To solve the problem, we need to determine the final velocity of an object that is projected vertically upwards from the surface of the Earth with a velocity three times the escape velocity. ### Given: - Escape velocity from the Earth's surface, \( v_e = \sqrt{\frac{2GM}{R}} \) - Initial velocity of the object, \( v = 3v_e \) ### Steps to Solve: 1. **Calculate the Escape Velocity**: The escape velocity from the surface of the Earth is given by the formula: \[ v_e = \sqrt{\frac{2GM}{R}} \] where \( G \) is the gravitational constant, \( M \) is the mass of the Earth, and \( R \) is the radius of the Earth. 2. **Initial Kinetic Energy**: The initial kinetic energy (KE) of the object when it is projected is: \[ KE_i = \frac{1}{2} m v^2 = \frac{1}{2} m (3v_e)^2 = \frac{1}{2} m (9v_e^2) = \frac{9}{2} mv_e^2 \] 3. **Initial Potential Energy**: The initial gravitational potential energy (PE) at the surface of the Earth is: \[ PE_i = -\frac{GMm}{R} \] 4. **Total Mechanical Energy at the Surface**: The total mechanical energy (E) at the surface of the Earth is the sum of the initial kinetic energy and potential energy: \[ E = KE_i + PE_i = \frac{9}{2} mv_e^2 - \frac{GMm}{R} \] 5. **Final Potential Energy at Infinity**: As the object escapes the gravitational pull of the Earth, its potential energy at infinity becomes zero: \[ PE_f = 0 \] 6. **Final Kinetic Energy at Infinity**: The total mechanical energy must remain constant.

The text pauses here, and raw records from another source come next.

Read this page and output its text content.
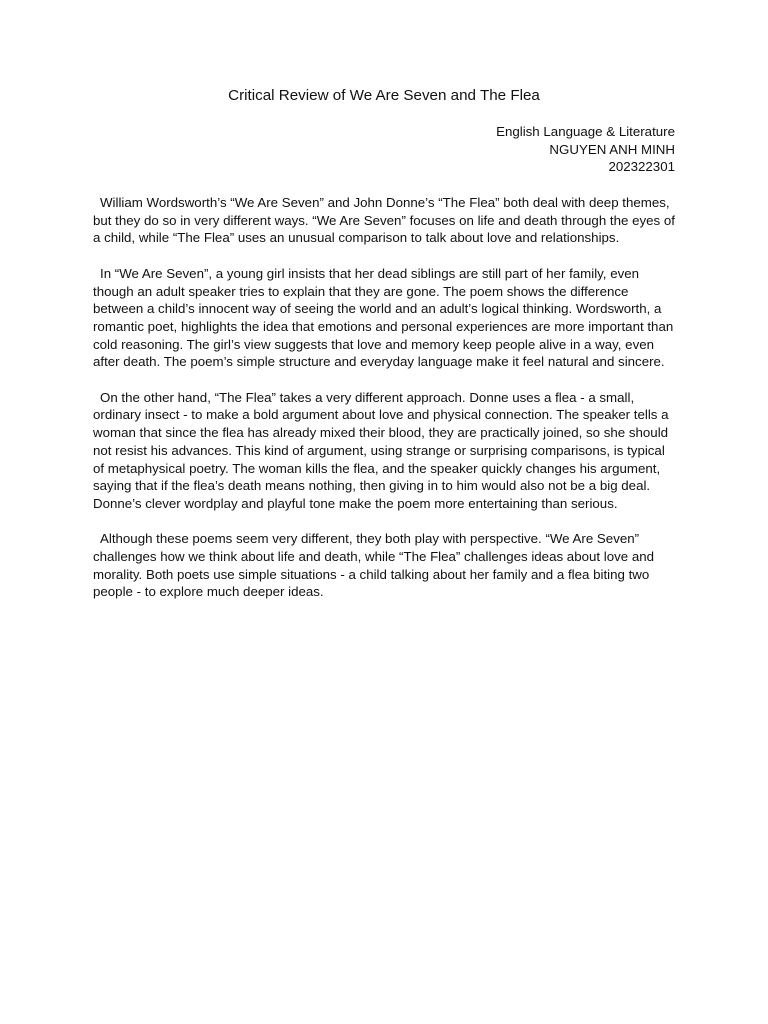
Critical Review of We Are Seven and The Flea
English Language & Literature
NGUYEN ANH MINH
202322301

William Wordsworth’s “We Are Seven” and John Donne’s “The Flea” both deal with deep themes, but they do so in very different ways. “We Are Seven” focuses on life and death through the eyes of a child, while “The Flea” uses an unusual comparison to talk about love and relationships.

In “We Are Seven”, a young girl insists that her dead siblings are still part of her family, even though an adult speaker tries to explain that they are gone. The poem shows the difference between a child’s innocent way of seeing the world and an adult’s logical thinking. Wordsworth, a romantic poet, highlights the idea that emotions and personal experiences are more important than cold reasoning. The girl’s view suggests that love and memory keep people alive in a way, even after death. The poem’s simple structure and everyday language make it feel natural and sincere.

On the other hand, “The Flea” takes a very different approach. Donne uses a flea - a small, ordinary insect - to make a bold argument about love and physical connection. The speaker tells a woman that since the flea has already mixed their blood, they are practically joined, so she should not resist his advances. This kind of argument, using strange or surprising comparisons, is typical of metaphysical poetry. The woman kills the flea, and the speaker quickly changes his argument, saying that if the flea’s death means nothing, then giving in to him would also not be a big deal. Donne’s clever wordplay and playful tone make the poem more entertaining than serious.

Although these poems seem very different, they both play with perspective. “We Are Seven” challenges how we think about life and death, while “The Flea” challenges ideas about love and morality. Both poets use simple situations - a child talking about her family and a flea biting two people - to explore much deeper ideas.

Therefore, at infinity: \[ E = KE_f + PE_f \] \[ E = KE_f + 0 = KE_f \] Thus, we have: \[ KE_f = \frac{9}{2} mv_e^2 - \frac{GMm}{R} \] 7. **Setting Up the Equation**: We know that \( v_e^2 = \frac{2GM}{R} \), so we can substitute this into our equation: \[ KE_f = \frac{9}{2} mv_e^2 - \frac{GMm}{R} = \frac{9}{2} m \left(\frac{2GM}{R}\right) - \frac{GMm}{R} \] \[ KE_f = \frac{9GMm}{R} - \frac{GMm}{R} = \frac{8GMm}{R} \] 8. **Final Velocity**: The final kinetic energy can also be expressed in terms of the final velocity \( v_f \): \[ KE_f = \frac{1}{2} mv_f^2 \] Setting the two expressions for kinetic energy equal gives: \[ \frac{1}{2} mv_f^2 = \frac{8GMm}{R} \] Dividing both sides by \( m \) and multiplying by 2: \[ v_f^2 = \frac{16GM}{R} \] Taking the square root: \[ v_f = \sqrt{\frac{16GM}{R}} = 4v_e \] ### Final Answer: The final velocity of the object after escaping from the Earth's gravitational pull is \( 4v_e \).